Key Concepts and Formulas:

• Inlet Pressure (P1): The absolute pressure of the gas upstream of the orifice. Higher pressure generally leads to higher mass flow rate.
• Inlet Temperature (T1): The absolute temperature of the gas upstream of the orifice. Higher temperature generally leads to lower mass flow rate for a given pressure (as density decreases).
• Orifice Diameter (d): The diameter of the opening through which the gas flows. A larger diameter allows for a greater flow rate.
• Discharge Coefficient (Cd): A dimensionless empirical factor that accounts for the inefficiencies in flow through the orifice due to friction and vena contracta. It's typically between 0.6 and 0.9.
• Specific Gas Constant (R): A thermodynamic property of the gas, defined as the universal gas constant divided by the molar mass of the gas.
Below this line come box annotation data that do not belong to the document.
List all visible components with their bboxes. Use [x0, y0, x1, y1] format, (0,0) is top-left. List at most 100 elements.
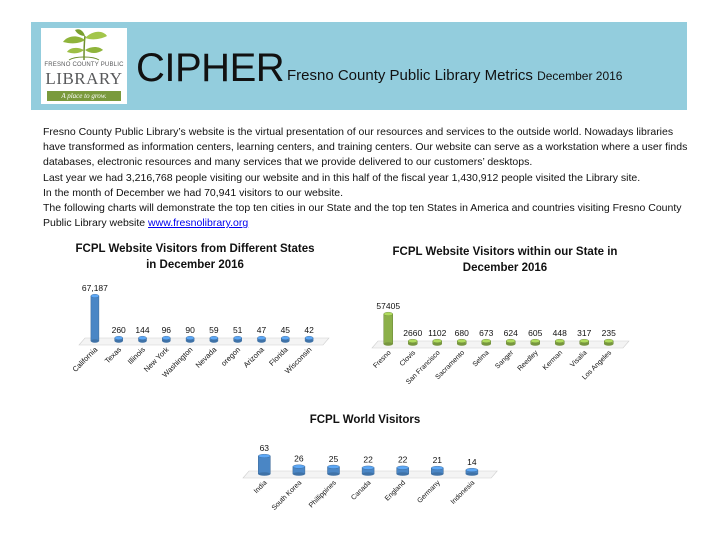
chart-1-value-label-9: 235	[602, 328, 616, 338]
chart-1-bar-base-0	[383, 342, 393, 346]
chart-2-value-label-0: 63	[260, 443, 270, 453]
chart-0-value-label-4: 90	[185, 325, 195, 335]
chart-0-bar-top-5	[209, 336, 219, 341]
chart-2-bar-top-6	[465, 468, 479, 473]
chart-1-bar-top-6	[530, 339, 540, 344]
chart-0-bar-0	[90, 295, 100, 342]
chart-2-bar-top-5	[431, 466, 444, 471]
chart-0-bar-top-9	[304, 336, 314, 341]
chart-0-category-label-0: California	[71, 344, 100, 373]
chart-1-bar-top-2	[432, 339, 442, 344]
chart-1-bar-top-9	[604, 339, 614, 344]
chart-2-bar-base-0	[258, 472, 271, 476]
intro-text: Fresno County Public Library’s website i…	[43, 125, 693, 231]
chart-0-bar-base-8	[281, 339, 290, 343]
chart-2-category-label-6: Indonesia	[450, 479, 476, 505]
chart-2-bar-base-4	[396, 472, 409, 476]
chart-1-category-label-0: Fresno	[372, 349, 392, 369]
chart-1-bar-top-7	[555, 339, 565, 344]
chart-1-bar-base-8	[579, 342, 589, 346]
logo-line1: FRESNO COUNTY PUBLIC	[44, 62, 124, 68]
chart-2-bar-top-0	[258, 454, 271, 459]
chart-1-category-label-4: Selma	[472, 349, 491, 368]
subtitle-text: Fresno County Public Library Metrics	[287, 67, 533, 84]
chart-0-category-label-2: Illinois	[126, 345, 147, 366]
intro-paragraph-1: Fresno County Public Library’s website i…	[43, 126, 688, 169]
chart-0-bar-top-4	[185, 336, 195, 341]
chart-0-bar-base-2	[138, 339, 147, 343]
chart-1-value-label-3: 680	[455, 328, 469, 338]
chart-1-bar-base-7	[555, 342, 565, 346]
chart-2-bar-top-4	[396, 465, 409, 470]
chart-2-category-label-4: England	[384, 479, 407, 502]
page-title: CIPHER	[136, 46, 285, 90]
chart-2-category-label-2: Phillippines	[308, 479, 338, 509]
chart-1-value-label-5: 624	[504, 328, 518, 338]
chart-0-bar-base-4	[186, 339, 195, 343]
chart-0-value-label-8: 45	[281, 325, 291, 335]
chart-1-bar-base-9	[604, 342, 614, 346]
world-chart-title: FCPL World Visitors	[309, 414, 421, 426]
chart-2-value-label-5: 21	[433, 455, 443, 465]
leaf-icon	[63, 29, 107, 61]
chart-1-bar-top-3	[457, 339, 467, 344]
chart-1-bar-base-6	[530, 342, 540, 346]
chart-0-value-label-0: 67,187	[82, 283, 108, 293]
chart-1-bar-top-5	[506, 339, 516, 344]
chart-1-bar-base-5	[506, 342, 516, 346]
cities-chart-title: FCPL Website Visitors within our State i…	[392, 246, 618, 274]
chart-0-value-label-1: 260	[112, 325, 126, 335]
chart-1-bar-top-4	[481, 339, 491, 344]
chart-1-bar-top-1	[408, 339, 418, 344]
intro-paragraph-3: In the month of December we had 70,941 v…	[43, 186, 343, 199]
chart-0-bar-top-1	[114, 336, 123, 341]
chart-0-bar-top-8	[281, 336, 290, 341]
chart-1-category-label-1: Clovis	[399, 349, 418, 368]
chart-2-category-label-5: Germany	[416, 479, 442, 505]
chart-0-category-label-7: Arizona	[242, 344, 267, 369]
chart-1-value-label-6: 605	[528, 328, 542, 338]
chart-2-value-label-3: 22	[363, 455, 373, 465]
chart-0-category-label-1: Texas	[103, 345, 123, 365]
chart-0-bar-base-5	[209, 339, 218, 343]
intro-paragraph-4: The following charts will demonstrate th…	[43, 201, 693, 231]
chart-2-bar-base-3	[362, 472, 375, 476]
chart-1-value-label-1: 2660	[403, 328, 422, 338]
chart-1-value-label-0: 57405	[376, 301, 400, 311]
chart-0-bar-top-7	[257, 336, 266, 341]
chart-0-bar-base-7	[257, 339, 266, 343]
chart-0-value-label-5: 59	[209, 325, 219, 335]
chart-2-bar-0	[258, 455, 271, 475]
intro-paragraph-2: Last year we had 3,216,768 people visiti…	[43, 171, 641, 184]
chart-2-bar-base-2	[327, 472, 340, 476]
chart-1-value-label-7: 448	[553, 328, 567, 338]
chart-0-value-label-6: 51	[233, 325, 243, 335]
chart-0-value-label-9: 42	[304, 325, 314, 335]
chart-2-value-label-1: 26	[294, 454, 304, 464]
chart-0-value-label-2: 144	[135, 325, 149, 335]
chart-1-bar-0	[383, 313, 393, 345]
chart-0-bar-top-3	[162, 336, 171, 341]
chart-1-value-label-8: 317	[577, 328, 591, 338]
chart-0-bar-base-6	[233, 339, 242, 343]
chart-0-bar-top-0	[90, 294, 100, 299]
website-link[interactable]: www.fresnolibrary.org	[148, 217, 249, 230]
chart-2-bar-base-6	[465, 472, 478, 476]
chart-2-category-label-3: Canada	[350, 479, 372, 501]
chart-0-bar-top-2	[138, 336, 147, 341]
chart-1-bar-top-0	[383, 312, 393, 317]
subtitle-month: December 2016	[537, 69, 623, 83]
states-chart-title: FCPL Website Visitors from Different Sta…	[75, 243, 315, 271]
chart-0-category-label-6: oregon	[219, 345, 242, 368]
chart-1-category-label-7: Kerman	[542, 349, 564, 371]
chart-0-value-label-7: 47	[257, 325, 267, 335]
chart-2-bar-base-1	[292, 472, 305, 476]
logo-line2: LIBRARY	[45, 69, 123, 88]
chart-1-category-label-5: Sanger	[494, 349, 515, 370]
chart-0-bar-top-6	[233, 336, 242, 341]
chart-2-value-label-6: 14	[467, 457, 477, 467]
chart-1-value-label-4: 673	[479, 328, 493, 338]
chart-2-bar-top-1	[292, 464, 306, 469]
chart-0-bar-base-3	[162, 339, 171, 343]
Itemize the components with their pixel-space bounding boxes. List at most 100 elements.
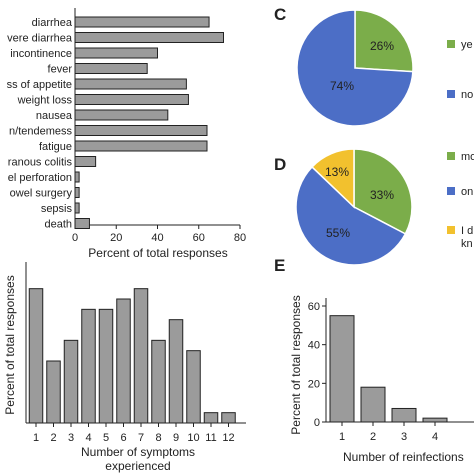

For air, it's approximately 287.05 J/(kg·K).
• Specific Heat Ratio (γ): The ratio of specific heat at constant pressure to specific heat at constant volume. For diatomic gases like air, it's approximately 1.4.

The formula used is a simplified version of the isentropic nozzle flow equation for choked or near-choked conditions:

ṁ = Cd * A * P1 * sqrt(γ / (R * T1)) * (2 / (γ + 1))^((γ + 1) / (2 * (γ - 1)))

Where:

• ṁ is the mass flow rate (kg/s)
• A is the area of the orifice (m²)
• P1 is the inlet pressure (Pa)
• T1 is the inlet temperature (K)
• Cd is the discharge coefficient
• R is the specific gas constant (J/kg·K)
• γ is the specific heat ratio

Choked Flow: This calculation often assumes choked flow, which occurs when the pressure at the narrowest point (throat) of the flow reaches a critical pressure, and the velocity is sonic. The critical pressure ratio determines when this happens. If the downstream pressure is sufficiently low, the flow will be choked, and the mass flow rate is maximized for the given upstream conditions. This calculator uses a common formulation that is accurate for choked flow and a reasonable approximation for high-pressure ratios.

Example Calculation:

Let's assume we have air flowing through an orifice.

• Inlet Pressure: 200,000 Pa (approx. 2 atm)
• Inlet Temperature: 300 K (approx. 27°C)
• Orifice Diameter: 0.02 m (2 cm)
• Discharge Coefficient: 0.8
• Specific Gas Constant for air: 287.05 J/kg·K

Using these values in the calculator will yield the estimated mass flow rate in kg/s.